In spite of their differing perceptions of the architecture of the totalitarian superstate and how it exercised power and control over its residents, George Orwell and Aldus Huxley shared a fundamental conviction. They both argued that the established democracies of the West were moving quickly toward an historical moment when they would willingly relinquish the noble promises and ideals of liberal democracy and enter that menacing space where totalitarianism perverts the modern ideals of justice, freedom, and political emancipation. Both believed that Western democracies were devolving into pathological states in which politics was recognized in the interest of death over life and justice.
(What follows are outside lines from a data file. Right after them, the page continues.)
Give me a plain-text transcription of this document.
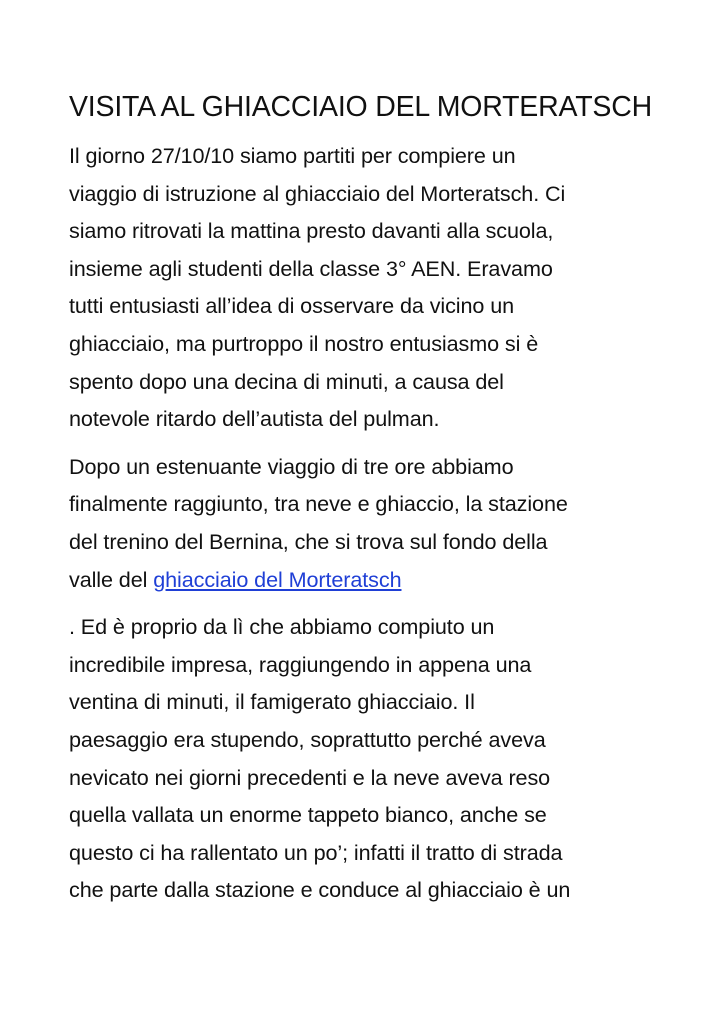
VISITA AL GHIACCIAIO DEL MORTERATSCH

Il giorno 27/10/10 siamo partiti per compiere un
viaggio di istruzione al ghiacciaio del Morteratsch. Ci
siamo ritrovati la mattina presto davanti alla scuola,
insieme agli studenti della classe 3° AEN. Eravamo
tutti entusiasti all’idea di osservare da vicino un
ghiacciaio, ma purtroppo il nostro entusiasmo si è
spento dopo una decina di minuti, a causa del
notevole ritardo dell’autista del pulman.

Dopo un estenuante viaggio di tre ore abbiamo
finalmente raggiunto, tra neve e ghiaccio, la stazione
del trenino del Bernina, che si trova sul fondo della
valle del ghiacciaio del Morteratsch

. Ed è proprio da lì che abbiamo compiuto un
incredibile impresa, raggiungendo in appena una
ventina di minuti, il famigerato ghiacciaio. Il
paesaggio era stupendo, soprattutto perché aveva
nevicato nei giorni precedenti e la neve aveva reso
quella vallata un enorme tappeto bianco, anche se
questo ci ha rallentato un po’; infatti il tratto di strada
che parte dalla stazione e conduce al ghiacciaio è un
Both were unequivocal in the shared understanding that the future of civilization was on the verge of total domination or what Hannah Arendt called “dark times.”
While Neil Postman and other critical descendants have pitted Orwell and Huxley against each other because of their distinctively separate notions of a future dystopian society, I believe that the dark shadow of authoritarianism that shrouds American society like a thick veil can be lifted by re-examining Orwell’s prescient dystopian fable 1984 as well as Huxley’s Brave New World in light of contemporary neoliberal ascendancy. Rather than pit their dystopian visions against each other, it might be more productive to see them as complementing each other, especially at a time when to quote Antonio Gramsci “The old world is dying and the new world struggles to be born. Now is the time of monsters.”
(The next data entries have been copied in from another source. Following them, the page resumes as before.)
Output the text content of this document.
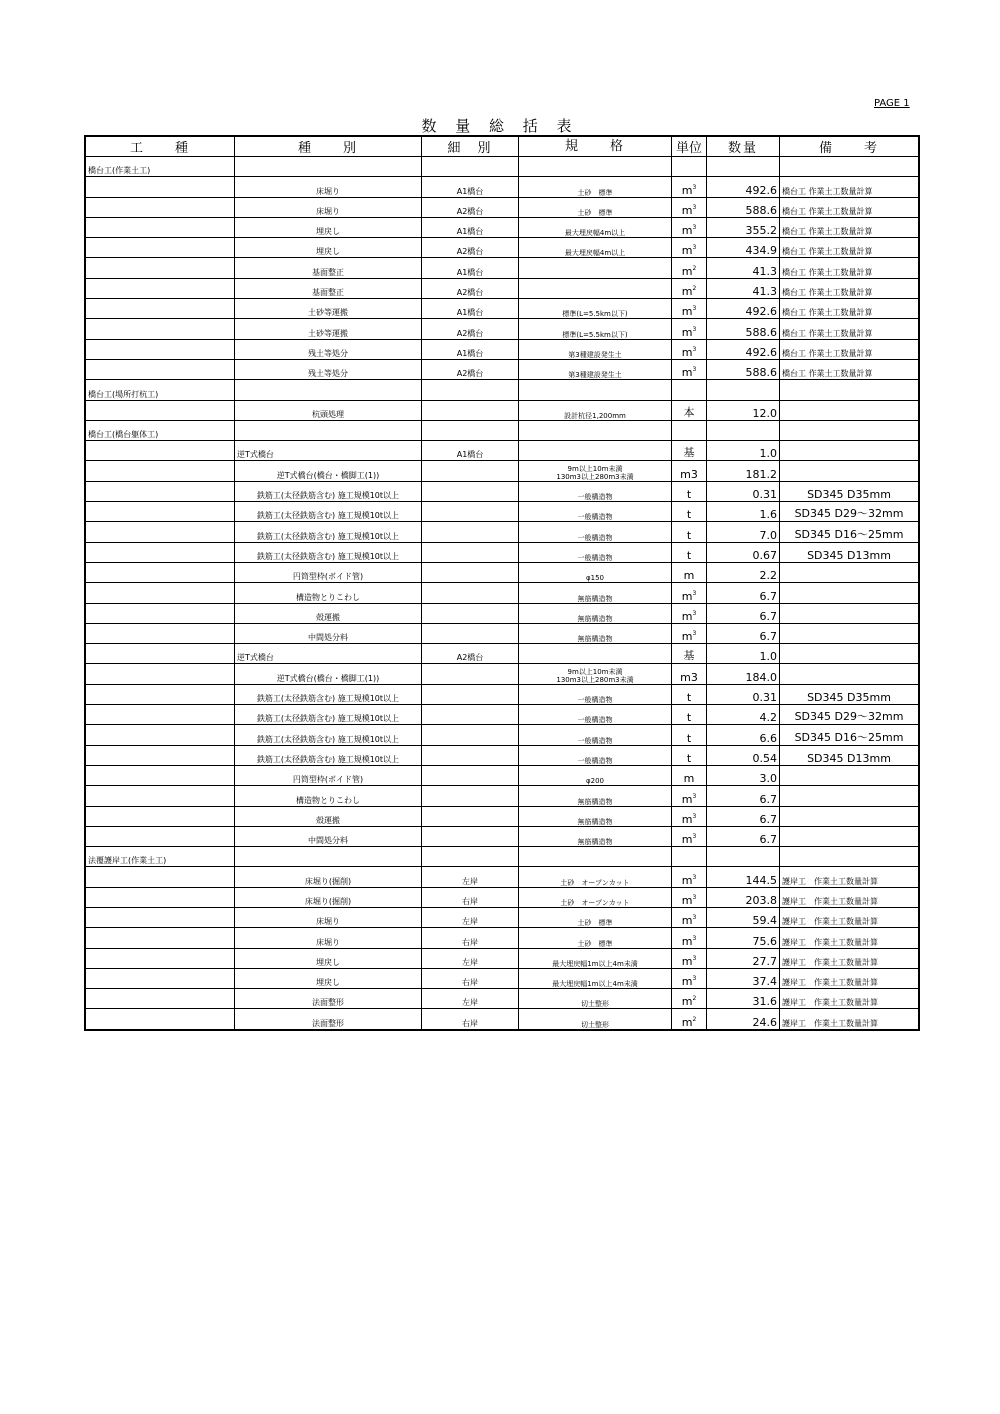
PAGE 1
数 量 総 括 表
工　　種	種　　別	細　別	規　　格	単位	数量	備　　考
橋台工(作業土工)			

	床堀り	A1橋台	土砂　標準	$m^3$	492.6	橋台工 作業土工数量計算
	床堀り	A2橋台	土砂　標準	$m^3$	588.6	橋台工 作業土工数量計算
	埋戻し	A1橋台	最大埋戻幅4m以上	$m^3$	355.2	橋台工 作業土工数量計算
	埋戻し	A2橋台	最大埋戻幅4m以上	$m^3$	434.9	橋台工 作業土工数量計算
	基面整正	A1橋台		$m^2$	41.3	橋台工 作業土工数量計算
	基面整正	A2橋台		$m^2$	41.3	橋台工 作業土工数量計算
	土砂等運搬	A1橋台	標準(L=5.5km以下)	$m^3$	492.6	橋台工 作業土工数量計算
	土砂等運搬	A2橋台	標準(L=5.5km以下)	$m^3$	588.6	橋台工 作業土工数量計算
	残土等処分	A1橋台	第3種建設発生土	$m^3$	492.6	橋台工 作業土工数量計算
	残土等処分	A2橋台	第3種建設発生土	$m^3$	588.6	橋台工 作業土工数量計算
橋台工(場所打杭工)			

	杭頭処理		設計杭径1,200mm	本	12.0	
橋台工(橋台躯体工)			

	逆T式橋台	A1橋台		基	1.0	
	逆T式橋台(橋台・橋脚工(1))		9m以上10m未満
130m3以上280m3未満	m3	181.2	
	鉄筋工(太径鉄筋含む) 施工規模10t以上		一般構造物	t	0.31	SD345 D35mm
	鉄筋工(太径鉄筋含む) 施工規模10t以上		一般構造物	t	1.6	SD345 D29～32mm
	鉄筋工(太径鉄筋含む) 施工規模10t以上		一般構造物	t	7.0	SD345 D16～25mm
	鉄筋工(太径鉄筋含む) 施工規模10t以上		一般構造物	t	0.67	SD345 D13mm
	円筒型枠(ボイド管)		φ150	m	2.2	
	構造物とりこわし		無筋構造物	$m^3$	6.7	
	殻運搬		無筋構造物	$m^3$	6.7	
	中間処分料		無筋構造物	$m^3$	6.7	
	逆T式橋台	A2橋台		基	1.0	
	逆T式橋台(橋台・橋脚工(1))		9m以上10m未満
130m3以上280m3未満	m3	184.0	
	鉄筋工(太径鉄筋含む) 施工規模10t以上		一般構造物	t	0.31	SD345 D35mm
	鉄筋工(太径鉄筋含む) 施工規模10t以上		一般構造物	t	4.2	SD345 D29～32mm
	鉄筋工(太径鉄筋含む) 施工規模10t以上		一般構造物	t	6.6	SD345 D16～25mm
	鉄筋工(太径鉄筋含む) 施工規模10t以上		一般構造物	t	0.54	SD345 D13mm
	円筒型枠(ボイド管)		φ200	m	3.0	
	構造物とりこわし		無筋構造物	$m^3$	6.7	
	殻運搬		無筋構造物	$m^3$	6.7	
	中間処分料		無筋構造物	$m^3$	6.7	
法覆護岸工(作業土工)			

	床堀り(掘削)	左岸	土砂　オープンカット	$m^3$	144.5	護岸工　作業土工数量計算
	床堀り(掘削)	右岸	土砂　オープンカット	$m^3$	203.8	護岸工　作業土工数量計算
	床堀り	左岸	土砂　標準	$m^3$	59.4	護岸工　作業土工数量計算
	床堀り	右岸	土砂　標準	$m^3$	75.6	護岸工　作業土工数量計算
	埋戻し	左岸	最大埋戻幅1m以上4m未満	$m^3$	27.7	護岸工　作業土工数量計算
	埋戻し	右岸	最大埋戻幅1m以上4m未満	$m^3$	37.4	護岸工　作業土工数量計算
	法面整形	左岸	切土整形	$m^2$	31.6	護岸工　作業土工数量計算
	法面整形	右岸	切土整形	$m^2$	24.6	護岸工　作業土工数量計算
Both authors provide insights into the merging of the totalitarian elements that constitute a new and more hybridized form of authoritarian control, appearing less as fiction than a threatening portend of the unfolding 21st century. Consumer fantasies and authoritarian control, “Big Brother” intelligence agencies and the voracious seductions of privatized pleasures, along with the rise of the punishing state—which criminalizes an increasing number of behaviors and invests in institutions that incarcerate and are organized principally for the production of violence–and the collapse of democratic public spheres into narrow market-driven orbits of privatization–these now constitute the new order of authoritarianism.
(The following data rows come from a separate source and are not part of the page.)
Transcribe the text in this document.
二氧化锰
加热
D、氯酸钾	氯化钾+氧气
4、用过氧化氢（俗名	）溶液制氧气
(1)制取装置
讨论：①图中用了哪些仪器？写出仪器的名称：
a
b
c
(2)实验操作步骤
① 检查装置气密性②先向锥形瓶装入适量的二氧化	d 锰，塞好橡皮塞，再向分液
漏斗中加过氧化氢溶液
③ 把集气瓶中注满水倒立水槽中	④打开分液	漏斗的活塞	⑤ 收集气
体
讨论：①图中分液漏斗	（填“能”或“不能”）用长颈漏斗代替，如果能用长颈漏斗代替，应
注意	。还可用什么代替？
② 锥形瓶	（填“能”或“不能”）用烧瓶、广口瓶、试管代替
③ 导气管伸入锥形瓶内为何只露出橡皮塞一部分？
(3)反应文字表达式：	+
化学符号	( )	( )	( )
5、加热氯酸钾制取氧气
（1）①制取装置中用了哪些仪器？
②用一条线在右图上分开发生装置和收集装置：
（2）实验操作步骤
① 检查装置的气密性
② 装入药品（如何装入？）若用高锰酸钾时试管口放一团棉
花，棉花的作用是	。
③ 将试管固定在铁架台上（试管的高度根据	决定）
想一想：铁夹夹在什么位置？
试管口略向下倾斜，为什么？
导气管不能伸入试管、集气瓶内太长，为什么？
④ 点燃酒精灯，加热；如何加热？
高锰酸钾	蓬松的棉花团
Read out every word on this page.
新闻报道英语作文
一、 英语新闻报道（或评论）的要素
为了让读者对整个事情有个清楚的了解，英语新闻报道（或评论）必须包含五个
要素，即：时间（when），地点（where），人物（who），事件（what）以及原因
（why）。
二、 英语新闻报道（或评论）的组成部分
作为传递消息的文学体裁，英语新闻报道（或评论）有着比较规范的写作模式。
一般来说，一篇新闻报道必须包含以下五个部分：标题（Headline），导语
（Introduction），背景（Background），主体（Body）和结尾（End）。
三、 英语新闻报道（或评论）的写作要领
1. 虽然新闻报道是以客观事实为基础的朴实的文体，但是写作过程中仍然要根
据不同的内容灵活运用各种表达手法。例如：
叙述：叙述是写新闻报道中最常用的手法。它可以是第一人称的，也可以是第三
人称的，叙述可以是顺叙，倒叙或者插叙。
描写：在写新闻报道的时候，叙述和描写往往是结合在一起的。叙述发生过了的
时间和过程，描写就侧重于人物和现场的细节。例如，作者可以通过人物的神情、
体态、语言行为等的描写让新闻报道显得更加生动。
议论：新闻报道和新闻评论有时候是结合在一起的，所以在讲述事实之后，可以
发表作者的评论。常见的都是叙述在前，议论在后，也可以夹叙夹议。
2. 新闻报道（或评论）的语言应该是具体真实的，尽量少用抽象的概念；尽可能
Orwell’s “Big Brother” found more recently a new incarnation in the revelations of government lawlessness and corporate spying by whistleblowers such as Chelsea Manning, Jeremy Hammond, and Edward Snowden. All of these individuals revealed a government that lied about its intelligence operations, illegally spied on millions of people who were not considered terrorists or had committed no crime, and collected data from every conceivable electronic source to be stored and potentially used to squelch dissent, blackmail people, or just intimidate those who fight to make corporate and state power accountable. Orwell offered his readers an image of the modern state in which privacy was no longer valued as a civil virtue and a basic human right, nor perceived as a measure of the robust strength of a healthy and thriving democracy. In Orwell’s dystopia the right to privacy had come under egregious assault, but the ruthless transgressions of privacy pointed to something more sinister than the violation of individual rights. The claim to privacy, for Orwell, represented a moral and political principle by which to assess the nature, power, and severity of an emerging totalitarian state. Orwell’s warning was intended to shed light on the horrors of totalitarianism, the corruption of language, the production of a pervasive stupidity, and the endless regimes of state spying imposed on citizens in the mid-20th-century.